Memorial Services were held February 23rd at Fort Gibson Baptist Church for Bill Gilliam who was born to Thomas Franklin and Dorothy Louise Gage Gilliam on April 6, 1951 and passed away Feb. 20, 2013 at the age of 61. He was the sixth of what was to become a family of nine children. He had a happy and agreeable personality as a baby that served him well throughout his life. He was borrowed by neighbors and his mother would have to call and say ‘Please bring my baby home,’ but they would delay until they knew his mother would soon be coming after her baby. You always knew to be careful when he asked you to do something. He was a trickster and would work hours on his next prank. His family had one story they couldn’t resist telling on Bill.
He stuck eight pop bottles on his fingers, hopped on his pony and off to the store to sell them. At five cents each he was going to have forty cents, and that meant several candy bars and a bottle of pop. When he got to Perkins Corner a mile away his fingers had swollen and the bottles had to be broken off.
Bill was saved at Crescent Valley Baptist Church at a young age. When Pastor Fred Riser asked him questions like “Are you going to grow up and be a preacher like your grandfather?” Bill shook his head ‘yes’ with a wide grin on his face. By the time the questions were over and Bill stopped shaking his head yes, his smile was from ear to ear, and the church members were in an uproar clapping and praising God. It was a glorious time that many remember to this day.

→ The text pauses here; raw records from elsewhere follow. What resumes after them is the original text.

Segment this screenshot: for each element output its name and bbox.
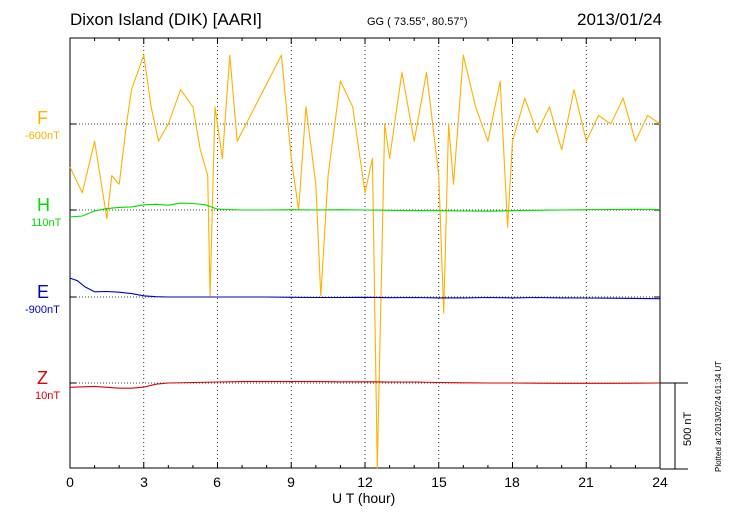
chart-date: 2013/01/24 — [577, 10, 663, 29]
x-tick-label: 9 — [287, 474, 295, 490]
scale-bar — [660, 382, 688, 470]
x-tick-label: 3 — [140, 474, 148, 490]
series-line-f — [69, 54, 661, 469]
x-tick-label: 21 — [578, 474, 594, 490]
channel-baseline-e: -900nT — [25, 304, 60, 316]
x-tick-marks — [69, 38, 661, 468]
series-line-z — [69, 381, 661, 389]
x-axis-label: U T (hour) — [332, 490, 396, 506]
x-tick-label: 15 — [431, 474, 447, 490]
station-coordinates: GG ( 73.55°, 80.57°) — [367, 16, 468, 28]
scale-bar-label: 500 nT — [682, 411, 694, 446]
x-tick-label: 24 — [652, 474, 668, 490]
x-tick-label: 18 — [504, 474, 520, 490]
series-line-e — [69, 277, 661, 300]
vertical-gridlines — [143, 38, 587, 468]
channel-label-e: E — [37, 282, 50, 302]
plotted-timestamp: Plotted at 2013/02/24 01:34 UT — [714, 360, 723, 472]
channel-baseline-f: -600nT — [25, 130, 60, 142]
station-title: Dixon Island (DIK) [AARI] — [70, 10, 262, 29]
series-line-h — [69, 202, 661, 218]
x-tick-label: 6 — [213, 474, 221, 490]
channel-baseline-h: 110nT — [31, 217, 62, 229]
x-tick-label: 12 — [357, 474, 373, 490]
channel-label-h: H — [37, 195, 50, 215]
x-tick-label: 0 — [66, 474, 74, 490]
channel-label-z: Z — [37, 368, 48, 388]
series-lines — [69, 54, 661, 469]
channel-label-f: F — [37, 108, 48, 128]
channel-baseline-z: 10nT — [35, 390, 61, 402]
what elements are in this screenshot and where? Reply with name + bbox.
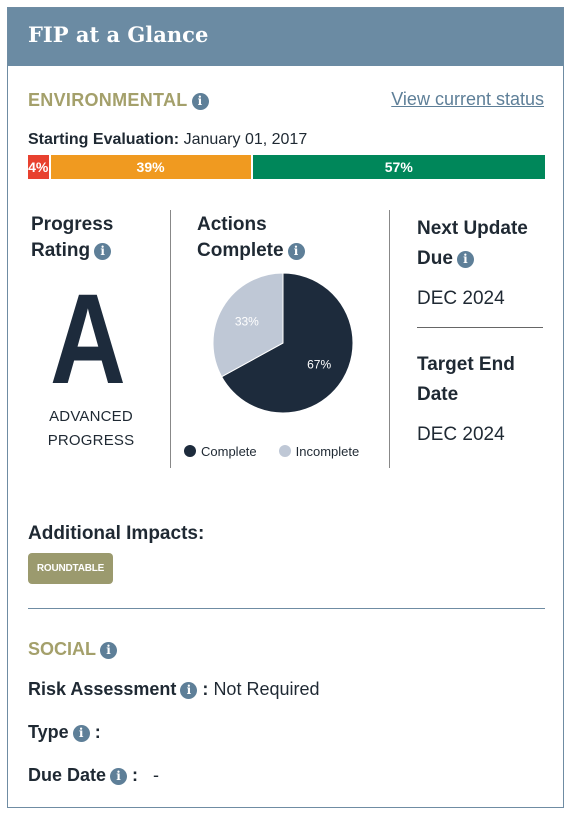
card-header: FIP at a Glance [8,8,563,66]
info-icon[interactable]: i [191,93,209,110]
next-update-line2: Due [417,248,453,269]
environmental-title: ENVIRONMENTAL [28,90,188,110]
actions-complete-line1: Actions [197,214,267,235]
info-icon[interactable]: i [72,725,90,742]
risk-assessment-sep: : [202,679,209,699]
target-end-heading: Target End Date [417,350,515,410]
pie-legend: Complete Incomplete [184,444,359,459]
section-divider [28,608,545,609]
info-icon[interactable]: i [100,642,118,659]
info-icon[interactable]: i [287,243,305,260]
progress-grade: A [50,268,126,411]
progress-rating-heading: Progress Rating i [31,212,113,264]
pie-label-incomplete: 33% [235,315,259,329]
target-end-line1: Target End [417,354,515,375]
roundtable-tag[interactable]: ROUNDTABLE [28,553,113,584]
progress-rating-line1: Progress [31,214,114,235]
social-heading: SOCIAL i [28,639,118,660]
due-date-label: Due Date [28,765,107,785]
environmental-stats: Progress Rating i A ADVANCED PROGRESS Act… [8,210,563,470]
card-title: FIP at a Glance [28,22,209,47]
evaluation-bar-segment: 57% [250,155,545,179]
legend-incomplete-label: Incomplete [295,444,360,459]
pie-label-complete: 67% [307,357,331,371]
next-update-heading: Next Update Due i [417,214,528,274]
progress-rating-line2: Rating [31,240,91,261]
next-update-value: DEC 2024 [417,288,505,309]
target-end-value: DEC 2024 [417,424,505,445]
column-divider [389,210,390,468]
risk-assessment-value: Not Required [213,679,320,699]
type-sep: : [94,722,101,742]
actions-complete-heading: Actions Complete i [197,212,305,264]
starting-evaluation-date: January 01, 2017 [183,131,308,148]
info-icon[interactable]: i [110,768,128,785]
info-icon[interactable]: i [456,251,474,268]
progress-grade-label: ADVANCED PROGRESS [41,405,141,453]
legend-complete-swatch [184,445,196,457]
starting-evaluation: Starting Evaluation: January 01, 2017 [28,131,307,149]
due-date-sep: : [132,765,139,785]
evaluation-bar: 4% 39% 57% [28,155,545,179]
grade-label-line1: ADVANCED [49,408,133,425]
grade-label-line2: PROGRESS [47,432,135,449]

Bill graduated from Fort Gibson High School and Northeastern State University at Tahlequah with a Bachelor of Science Degree and Secondary Education.
When Bill was about twelve he began to show an interest in guitar. It soon became obvious that not only was his talent in playing a guitar but he could play any instrument. His brother in-law, Charles Dause once remarked while others were struggling to learn chords, Bill took off playing like a professional. He began his career playing music locally with friends Bobby Lee Carden, Maurice Willis, Ginger Dunn, Kenny Hale, George Guinn and many others we know we’ve failed to mention. Bill with some of his friends began to travel all over the US and Hawaii playing with many well known musicians. He finally settled down with his own place called
“Mine and Yours” in Bay Town, TX where he played with his friend Steve Shirey. He returned home to the family Cherokee allotment in 1987 and began playing when he could with his old friends. Bill was a talented wood artist and flint knapper. He liked to make bow and arrows, flutes and pipes. An avid sportsman he loved the outdoors and when he retired from Fort James he spent many hours working on his tractor. He often said “anything off of his tractor was work!”
He married Diane Wingate in 1987 and two lovely children were born from this union, Cody who lives at Coldsprings Texas and Carleigh who lives in Muskogee, Oklahoma.
Left to cherish his memory and tender heart are his children, Andy Goad his companion of 14 years, his mother Dorothy Gilliam of Fort Gibson, six sisters and their husbands. Peggy and Bob McClellan, Frankie Sue Gilliam, Linda and Dave Norfolk, Donna Lenon, June and Art Box, Pat and Gary Stewart. One brother and his wife, Ronnie and Linda Sue Gilliam. Also many dear nieces and nephews, cousins and friends.
He was preceded in death by his father, Thomas Franklin Gilliam, his sister Barbara Dause, two nephews, Scott and Jeff Gibbons. His grandparents the Reverend Lloyd and Sarah Gilliam and William and Sena Ann Gage.
Going home services were led by Brother Danny Gandara pastor First Baptist Church of Fort Gibson, and Bill’s friend Steve Shirey who is now an evangelist. Music was provided by Steve and Butch Cook.
Pallbearers were Andrew Mason, Fred Kiddie, Mike Dause, Mark Gibbons, Roger Coombes and Steve Shirey. Honorary Pallbearers were Bobby Lee Carden, Kenny Hale, Ronnie Gilliam, John Marsden, and Gary Stewart.
Burial services led by Butch Cook were held at Starnes Cemetery five miles east of Fort Gibson.